Le CNAPEST, dont la réunion du conseil national a pris fin dimanche vers 19h30, a pris la décision de «suspendre jusqu’au 27 décembre prochain» son mouvement de grève illimitée et d’appeler, par la même occasion, les professeurs des enseignements secondaire et technique de reprendre du service à partir de lundi 30 novembre 2009.

 

«Un consensus plutôt pour une suspension momentanée de la grève que pour une reprise pure et simple de travail», a déclaré à lacitedz le coordinateur national du CNAPEST, M. Boudiba, contacté peu après la clôture du conseil national consacré à l’évaluation des résultats de près de trois semaines de grève.

Plus explicite, le premier responsable de ce syndicat autonome met en avant la crainte des enseignants de voir le ministère de l’Education nationale «user comme à son habitude de manœuvres dilatoires pour rendre vains les acquis arrachés de haute lutte par les personnels du secteur et objets, récemment, de négociations entre les délégués syndicaux et les représentants de la tutelle».

Mais cette reprise, même soumise à l’ultimatum du 27 décembre, aura des conséquences sur les rapports du CNAPEST avec le CLA, le seul et unique syndicat déterminé à poursuivre la grève «tant que les autorités ne  donnent pas suffisamment de garanties sur l’entrée en vigueur de l’accord» signé entre les deux parties, les syndicats d’un côté et la tutelle de l’autre.

Alors que, au CNAPEST, deux tendances s’affrontaient, l’une forte de sa conviction d’être face à un pouvoir indigne de confiance et l’autre de sa crainte de voir les parents d’élèves et l’opinion se retourner contre les enseignants, le CLA de feu Redouane Asmane ne se faisait nullement prier de renouveler ses appels à la poursuite du débrayage et de la contestation «jusqu’à satisfaction des revendications légitimes des enseignants au sein des lycées». 

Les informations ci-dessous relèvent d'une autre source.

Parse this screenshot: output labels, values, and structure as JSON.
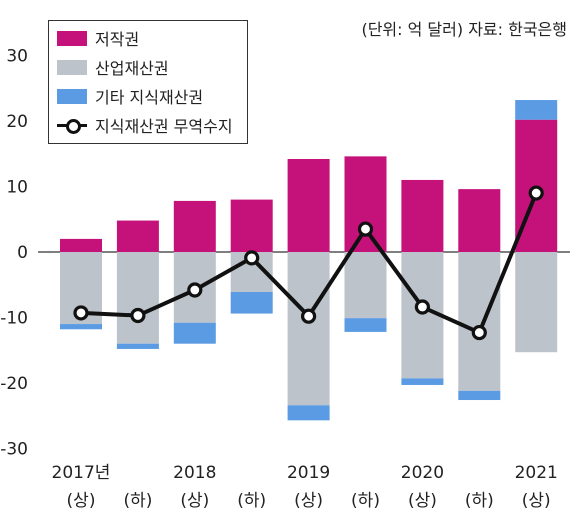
{
  "source_note": "(단위: 억 달러)  자료: 한국은행",
  "colors": {
    "copyright": "#c5127a",
    "industrial": "#bcc3ca",
    "other_ip": "#5b9be3",
    "balance": "#111111"
  },
  "chart_data": {
    "type": "bar",
    "stacked": true,
    "title": "",
    "xlabel": "",
    "ylabel": "",
    "ylim": [
      -30,
      30
    ],
    "yticks": [
      30,
      20,
      10,
      0,
      -10,
      -20,
      -30
    ],
    "grid": false,
    "legend_position": "top-left",
    "categories": [
      "2017년 (상)",
      "(하)",
      "2018 (상)",
      "(하)",
      "2019 (상)",
      "(하)",
      "2020 (상)",
      "(하)",
      "2021 (상)"
    ],
    "year_labels": [
      "2017년",
      "",
      "2018",
      "",
      "2019",
      "",
      "2020",
      "",
      "2021"
    ],
    "half_labels": [
      "(상)",
      "(하)",
      "(상)",
      "(하)",
      "(상)",
      "(하)",
      "(상)",
      "(하)",
      "(상)"
    ],
    "series": [
      {
        "name": "저작권",
        "key": "copyright",
        "values": [
          2.0,
          4.8,
          7.8,
          8.0,
          14.2,
          14.6,
          11.0,
          9.6,
          20.2
        ]
      },
      {
        "name": "산업재산권",
        "key": "industrial",
        "values": [
          -11.0,
          -14.0,
          -10.8,
          -6.1,
          -23.4,
          -10.1,
          -19.3,
          -21.2,
          -15.3
        ]
      },
      {
        "name": "기타 지식재산권",
        "key": "other_ip",
        "values": [
          -0.8,
          -0.8,
          -3.2,
          -3.3,
          -2.3,
          -2.1,
          -1.0,
          -1.4,
          3.0
        ]
      }
    ],
    "line_series": {
      "name": "지식재산권 무역수지",
      "values": [
        -9.3,
        -9.7,
        -5.8,
        -0.9,
        -9.8,
        3.5,
        -8.4,
        -12.3,
        9.0
      ]
    }
  }
}
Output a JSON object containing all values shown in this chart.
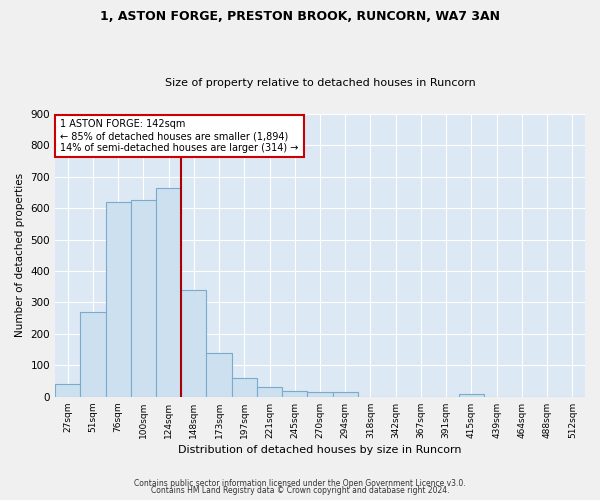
{
  "title1": "1, ASTON FORGE, PRESTON BROOK, RUNCORN, WA7 3AN",
  "title2": "Size of property relative to detached houses in Runcorn",
  "xlabel": "Distribution of detached houses by size in Runcorn",
  "ylabel": "Number of detached properties",
  "bar_labels": [
    "27sqm",
    "51sqm",
    "76sqm",
    "100sqm",
    "124sqm",
    "148sqm",
    "173sqm",
    "197sqm",
    "221sqm",
    "245sqm",
    "270sqm",
    "294sqm",
    "318sqm",
    "342sqm",
    "367sqm",
    "391sqm",
    "415sqm",
    "439sqm",
    "464sqm",
    "488sqm",
    "512sqm"
  ],
  "bar_values": [
    40,
    270,
    620,
    625,
    665,
    340,
    140,
    60,
    30,
    20,
    15,
    15,
    0,
    0,
    0,
    0,
    10,
    0,
    0,
    0,
    0
  ],
  "bar_color": "#cce0f0",
  "bar_edge_color": "#7aaacc",
  "vline_color": "#aa0000",
  "vline_x_index": 4.5,
  "annotation_text": "1 ASTON FORGE: 142sqm\n← 85% of detached houses are smaller (1,894)\n14% of semi-detached houses are larger (314) →",
  "annotation_box_color": "#ffffff",
  "annotation_box_edge": "#cc0000",
  "background_color": "#dce8f4",
  "grid_color": "#ffffff",
  "ylim": [
    0,
    900
  ],
  "yticks": [
    0,
    100,
    200,
    300,
    400,
    500,
    600,
    700,
    800,
    900
  ],
  "footer1": "Contains HM Land Registry data © Crown copyright and database right 2024.",
  "footer2": "Contains public sector information licensed under the Open Government Licence v3.0."
}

Sa manière à lui de pousser «les dures» du CNAPEST à avoir le dernier mot et, par conséquent, maintenir à la fois nombreux et soudés les rangs de la contestation. Car, d’ici au 27 décembre, rien ne dit que le CLA lui-même n’aura connu de lézardes et autres fissurations.

En temps de tempête, l’organisation d’Idir Achour est, comme tout autre édifice politique ou syndical, la cible de moult infiltrations. Voilà pourquoi, réalistes plutôt qu’opportunistes, leurs collègues de l’intersyndicale ne semblent pas prêts à sacrifier la proie pour l’ombre. Surtout ceux d’entre eux qui  parlent de suspension de la grève jusqu’au 27 décembre et non de reprise ûre et simple de travail.